Joan Armatrading plays the Birchmere on April 15th (photo courtesy Andrew Catlin)

Joan Armatrading plays the Birchmere on April 15th (photo courtesy Andrew Catlin)

A world class musician gets closer to her audience in the twilight of her career.

by Steve Houk

Joan Armatrading has done just about everything she wanted to do when she set out on her illustrious musical journey over 40 years ago. And if you ask her devoted fan base, the world is a much better place because of it.

For decades, Armatrading has traveled the globe with her exceptional canon of timeless songs, tirelessly touring, endlessly writing, gloriously singing, and ultimately, generously sharing some of the most emotionally transforming popular music ever written. She’s even received an MBE from the Queen. So as she embarks on what she is calling her “last major world tour,” what would she like people to take away from experiencing her music?

“I want them to feel connected to the music,” she told me from the Isle of Man where she was playing a show that night. “I want them to fall in love with it. I want them to use it as a communication tool, which people tell me they do, they use my music to communicate with each other. I did an interview with a chap in Europe a couple of years back, and he said after the interview he was going to propose to his girlfriend, and he was going to use my music. You can’t get better.”

Armatrading, 64, is quick to point out that this not her final tour ever, just the last time she will undertake one that will take her away from home for extended periods. And she is doing it solo, just her, without a backup band, because, well, it was simply the right time to do that kind of presentation.

“I was 64 when I played Australia in 2014, and by the time the tour ends I’ll be 65,” the personable and gracious Armatrading said. “I don’t want to be on the road eighteen months non-stop after I’m 65, so that’s why I’m saying this is my last major world tour. But I’m not retiring. I will be writing until the day I die.”

Armatrading has carefully chosen where she will play on this special tour, picking venues that will enable her to get a little more up close and personal to her audience.

“I wanted to create this kind of intimacy and a special memory for me,” she said, “and I wanted to feel for myself and for the audience a kind of a closeness, where we can kind of feel involved with each other. So I deliberately chose some places that I’ve never played before, and some smaller places.”

Another very “Joan-like” thing she is doing this go-round is picking local talent from the places she plays to warm her up each night, something she has done before but not to this extent. Armatrading has always been cognizant of giving other musicians the exposure they strive so hard to find, and seems to share in their excitement and growth.

“To watch them grow, from their first time of coming on stage, some of them,” she said, “I mean, the most people they played to is 10, maybe 50 at the most, and the next thing they’re playing in a hall of 2000 people. It’s wonderful, and I have people say it’s their hometown and they’ve been to that theater however many times to see whichever artist, and never dreamt that they would actually be on the stage, that stage, performing for their loved ones. Something like that, it’s fantastic, it’s absolutely fantastic, it’s wonderful, to watch that confidence grow as well. And just to watch them kind of have a little bit more hope that things will work out as well. It’s a nice thing.”

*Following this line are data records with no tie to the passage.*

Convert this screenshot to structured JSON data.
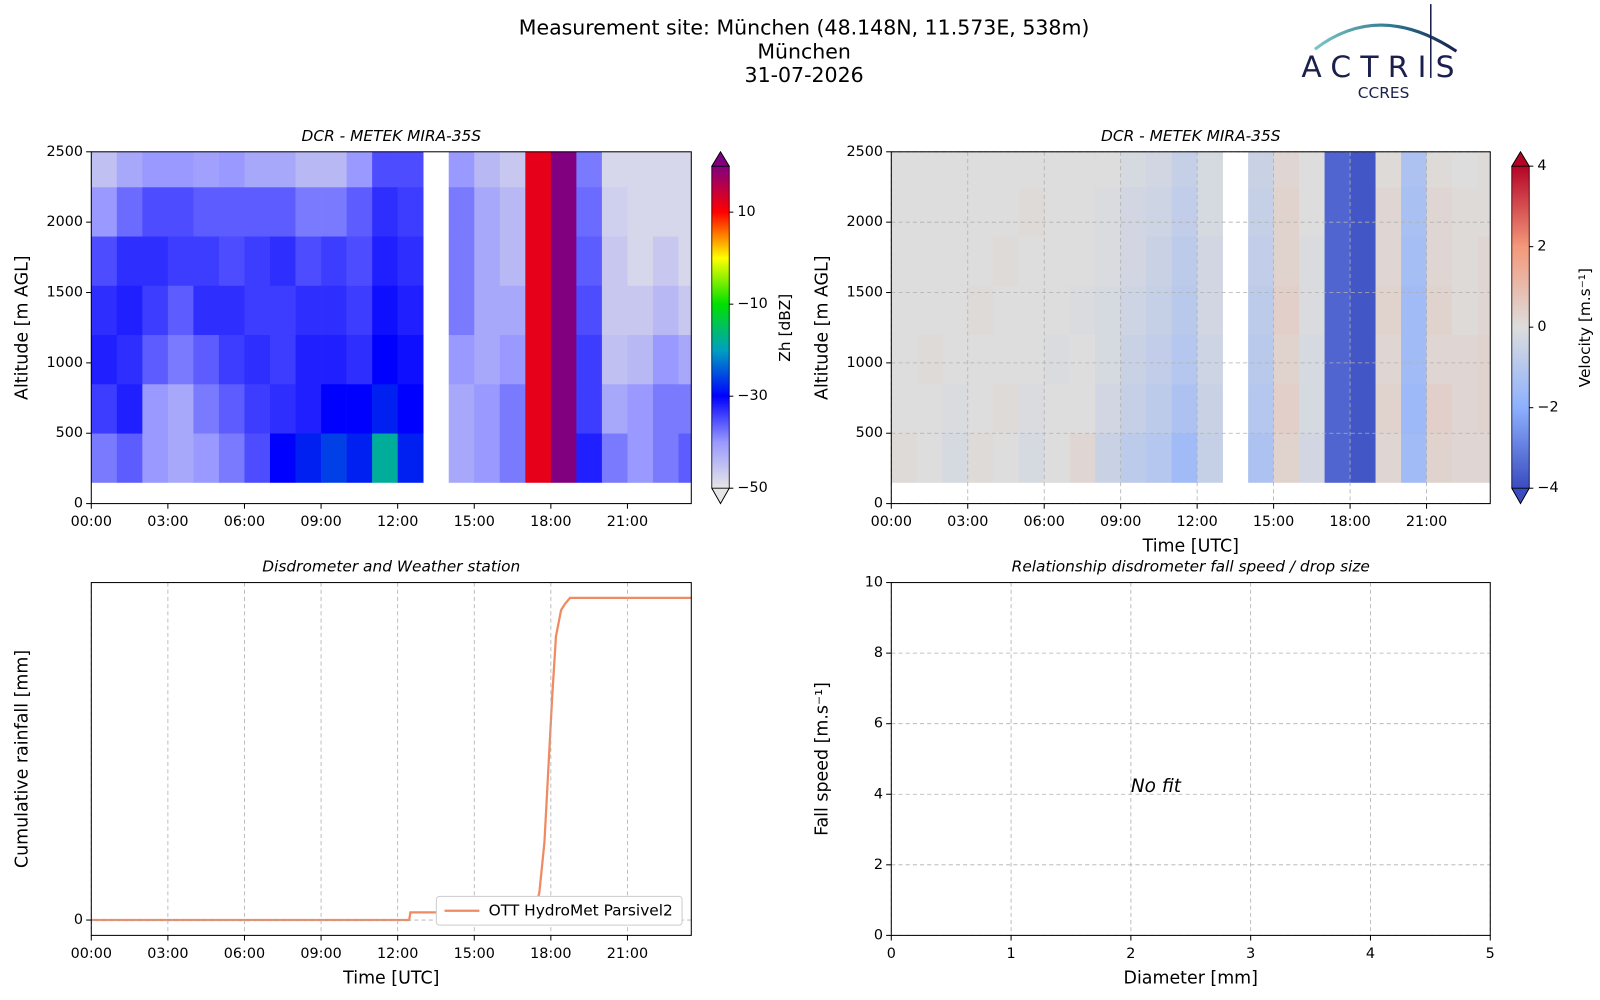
{
  "header": {
    "title": "Measurement site: München (48.148N, 11.573E, 538m)",
    "subtitle": "München",
    "date": "31-07-2026",
    "logo": "ACTRIS",
    "logo_sub": "CCRES"
  },
  "chart_data": [
    {
      "type": "heatmap",
      "title": "DCR - METEK MIRA-35S",
      "ylabel": "Altitude [m AGL]",
      "xlim": [
        0,
        23.5
      ],
      "xticks": [
        {
          "value": 0,
          "label": "00:00"
        },
        {
          "value": 3,
          "label": "03:00"
        },
        {
          "value": 6,
          "label": "06:00"
        },
        {
          "value": 9,
          "label": "09:00"
        },
        {
          "value": 12,
          "label": "12:00"
        },
        {
          "value": 15,
          "label": "15:00"
        },
        {
          "value": 18,
          "label": "18:00"
        },
        {
          "value": 21,
          "label": "21:00"
        }
      ],
      "ylim": [
        0,
        2500
      ],
      "yticks": [
        0,
        500,
        1000,
        1500,
        2000,
        2500
      ],
      "grid": false,
      "x_edges": [
        0,
        1,
        2,
        3,
        4,
        5,
        6,
        7,
        8,
        9,
        10,
        11,
        12,
        13,
        14,
        15,
        16,
        17,
        18,
        19,
        20,
        21,
        22,
        23,
        23.5
      ],
      "y_edges": [
        150,
        500,
        850,
        1200,
        1550,
        1900,
        2250,
        2500
      ],
      "z": [
        [
          -38,
          -36,
          -40,
          -42,
          -40,
          -38,
          -35,
          -30,
          -28,
          -26,
          -28,
          -18,
          -28,
          null,
          -42,
          -40,
          -38,
          12,
          20,
          -32,
          -38,
          -40,
          -38,
          -36
        ],
        [
          -34,
          -32,
          -40,
          -42,
          -38,
          -36,
          -34,
          -33,
          -32,
          -30,
          -30,
          -28,
          -30,
          null,
          -42,
          -40,
          -38,
          12,
          20,
          -34,
          -42,
          -40,
          -38,
          -38
        ],
        [
          -32,
          -33,
          -36,
          -38,
          -36,
          -34,
          -33,
          -34,
          -32,
          -32,
          -33,
          -30,
          -31,
          null,
          -40,
          -42,
          -40,
          12,
          20,
          -34,
          -45,
          -44,
          -40,
          -42
        ],
        [
          -33,
          -32,
          -34,
          -36,
          -33,
          -33,
          -34,
          -34,
          -33,
          -33,
          -34,
          -31,
          -32,
          null,
          -38,
          -42,
          -42,
          12,
          20,
          -35,
          -46,
          -46,
          -44,
          -46
        ],
        [
          -35,
          -33,
          -33,
          -34,
          -34,
          -35,
          -34,
          -33,
          -35,
          -34,
          -35,
          -32,
          -33,
          null,
          -38,
          -42,
          -44,
          12,
          20,
          -36,
          -46,
          -48,
          -46,
          -48
        ],
        [
          -40,
          -37,
          -35,
          -35,
          -36,
          -36,
          -36,
          -36,
          -38,
          -38,
          -36,
          -33,
          -34,
          null,
          -38,
          -42,
          -44,
          12,
          20,
          -37,
          -47,
          -48,
          -48,
          -48
        ],
        [
          -45,
          -42,
          -40,
          -40,
          -41,
          -40,
          -42,
          -42,
          -44,
          -44,
          -40,
          -35,
          -35,
          null,
          -40,
          -44,
          -46,
          12,
          20,
          -38,
          -48,
          -48,
          -48,
          -48
        ]
      ],
      "colorbar": {
        "label": "Zh [dBZ]",
        "clim": [
          -50,
          20
        ],
        "ticks": [
          {
            "value": -50,
            "label": "−50"
          },
          {
            "value": -30,
            "label": "−30"
          },
          {
            "value": -10,
            "label": "−10"
          },
          10
        ],
        "colormap": [
          "#e6e6e6",
          "#9999ff",
          "#0000ff",
          "#00a0c0",
          "#00e000",
          "#ffff00",
          "#ff0000",
          "#800080"
        ]
      }
    },
    {
      "type": "heatmap",
      "title": "DCR - METEK MIRA-35S",
      "ylabel": "Altitude [m AGL]",
      "xlabel": "Time [UTC]",
      "xlim": [
        0,
        23.5
      ],
      "xticks": [
        {
          "value": 0,
          "label": "00:00"
        },
        {
          "value": 3,
          "label": "03:00"
        },
        {
          "value": 6,
          "label": "06:00"
        },
        {
          "value": 9,
          "label": "09:00"
        },
        {
          "value": 12,
          "label": "12:00"
        },
        {
          "value": 15,
          "label": "15:00"
        },
        {
          "value": 18,
          "label": "18:00"
        },
        {
          "value": 21,
          "label": "21:00"
        }
      ],
      "ylim": [
        0,
        2500
      ],
      "yticks": [
        0,
        500,
        1000,
        1500,
        2000,
        2500
      ],
      "grid": true,
      "x_edges": [
        0,
        1,
        2,
        3,
        4,
        5,
        6,
        7,
        8,
        9,
        10,
        11,
        12,
        13,
        14,
        15,
        16,
        17,
        18,
        19,
        20,
        21,
        22,
        23,
        23.5
      ],
      "y_edges": [
        150,
        500,
        850,
        1200,
        1550,
        1900,
        2250,
        2500
      ],
      "z": [
        [
          0.1,
          0,
          -0.2,
          0.1,
          0,
          -0.2,
          0,
          0.2,
          -0.5,
          -0.8,
          -1.0,
          -1.5,
          -0.6,
          null,
          -1.2,
          0.3,
          -0.3,
          -3.5,
          -3.8,
          0.2,
          -1.5,
          0.3,
          0.2,
          0.2
        ],
        [
          0,
          0,
          -0.1,
          0,
          0.1,
          -0.1,
          0,
          0,
          -0.3,
          -0.6,
          -0.8,
          -1.2,
          -0.5,
          null,
          -1.0,
          0.4,
          -0.2,
          -3.5,
          -3.8,
          0.3,
          -1.6,
          0.4,
          0.2,
          0.3
        ],
        [
          0,
          0.1,
          0,
          0,
          0,
          0,
          -0.1,
          0,
          -0.2,
          -0.5,
          -0.7,
          -1.0,
          -0.4,
          null,
          -0.9,
          0.3,
          -0.2,
          -3.5,
          -3.8,
          0.2,
          -1.5,
          0.2,
          0.2,
          0.3
        ],
        [
          0,
          0,
          0,
          0.1,
          0,
          0,
          0,
          -0.1,
          -0.2,
          -0.4,
          -0.6,
          -0.9,
          -0.3,
          null,
          -0.8,
          0.4,
          -0.1,
          -3.5,
          -3.8,
          0.3,
          -1.5,
          0.3,
          0.1,
          0.2
        ],
        [
          0,
          0,
          0,
          0,
          0.1,
          0,
          0,
          0,
          -0.1,
          -0.3,
          -0.5,
          -0.8,
          -0.3,
          null,
          -0.7,
          0.3,
          -0.1,
          -3.5,
          -3.8,
          0.2,
          -1.4,
          0.2,
          0.1,
          0.2
        ],
        [
          0,
          0,
          0,
          0,
          0,
          0.1,
          0,
          0,
          -0.1,
          -0.3,
          -0.4,
          -0.7,
          -0.2,
          null,
          -0.6,
          0.3,
          0,
          -3.5,
          -3.8,
          0.2,
          -1.3,
          0.2,
          0.1,
          0.1
        ],
        [
          0,
          0,
          0,
          0,
          0,
          0,
          0,
          0,
          0,
          -0.2,
          -0.3,
          -0.6,
          -0.2,
          null,
          -0.5,
          0.2,
          0,
          -3.5,
          -3.8,
          0.1,
          -1.2,
          0.1,
          0,
          0.1
        ]
      ],
      "colorbar": {
        "label": "Velocity [m.s⁻¹]",
        "clim": [
          -4,
          4
        ],
        "ticks": [
          {
            "value": -4,
            "label": "−4"
          },
          {
            "value": -2,
            "label": "−2"
          },
          0,
          2,
          4
        ],
        "colormap": [
          "#3b4cc0",
          "#8db0fe",
          "#dddddd",
          "#f4987a",
          "#b40426"
        ]
      }
    },
    {
      "type": "line",
      "title": "Disdrometer and Weather station",
      "ylabel": "Cumulative rainfall [mm]",
      "xlabel": "Time [UTC]",
      "xlim": [
        0,
        23.5
      ],
      "xticks": [
        {
          "value": 0,
          "label": "00:00"
        },
        {
          "value": 3,
          "label": "03:00"
        },
        {
          "value": 6,
          "label": "06:00"
        },
        {
          "value": 9,
          "label": "09:00"
        },
        {
          "value": 12,
          "label": "12:00"
        },
        {
          "value": 15,
          "label": "15:00"
        },
        {
          "value": 18,
          "label": "18:00"
        },
        {
          "value": 21,
          "label": "21:00"
        }
      ],
      "ylim": [
        -1,
        22
      ],
      "yticks": [
        0
      ],
      "grid": true,
      "legend": "lower right",
      "x": [
        0,
        12.45,
        12.5,
        17.35,
        17.55,
        17.75,
        17.9,
        18.05,
        18.2,
        18.4,
        18.55,
        18.75,
        23.5
      ],
      "series": [
        {
          "name": "OTT HydroMet Parsivel2",
          "color": "#ef8a62",
          "values": [
            0,
            0,
            0.5,
            0.5,
            1.8,
            5.1,
            9.8,
            14.5,
            18.5,
            20.2,
            20.6,
            21,
            21
          ]
        }
      ]
    },
    {
      "type": "scatter",
      "title": "Relationship disdrometer fall speed / drop size",
      "ylabel": "Fall speed [m.s⁻¹]",
      "xlabel": "Diameter [mm]",
      "xlim": [
        0,
        5
      ],
      "xticks": [
        0,
        1,
        2,
        3,
        4,
        5
      ],
      "ylim": [
        0,
        10
      ],
      "yticks": [
        0,
        2,
        4,
        6,
        8,
        10
      ],
      "grid": true,
      "annotation": "No fit"
    }
  ]
}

And when her warm up act is onstage, where will you find Joan? Right there watching them, sometimes to the performer’s surprise.

“I like to see the people and I like to see how the audience reacts to them. I had one person who was on the stage and they were doing absolutely fine, everything was wonderful, and then they happened to look across the stage and they saw me, and they went “Ahhhh!” and froze for a second. (laughs) I shouldn’t laugh, but it was funny.”

The sheer magnitude and global reach of Armatrading’s music is stunningly revealed in a story she very cautiously tells so as not to sound arrogant, a word you would never associate with Joan Armatrading in any way, or in any scenario. But it deserves telling. She has played before for Nelson Mandela, but while performing recently in South Africa, she met Ahmed Kathrada, a political prisoner who was jailed alongside Mandela. He told her that as they went through their suffering and struggles in a South African prison, her music helped see them through their ordeal, an admission that greatly humbles and deeply moves Armatrading.

“I said to myself, hang on a minute, get this into perspective. For him to be saying to me, your music was very important to us during that immensely stressful time, that was absolutely wonderful. It was a complete and utter privilege, and a pleasure and an honor to have met them.”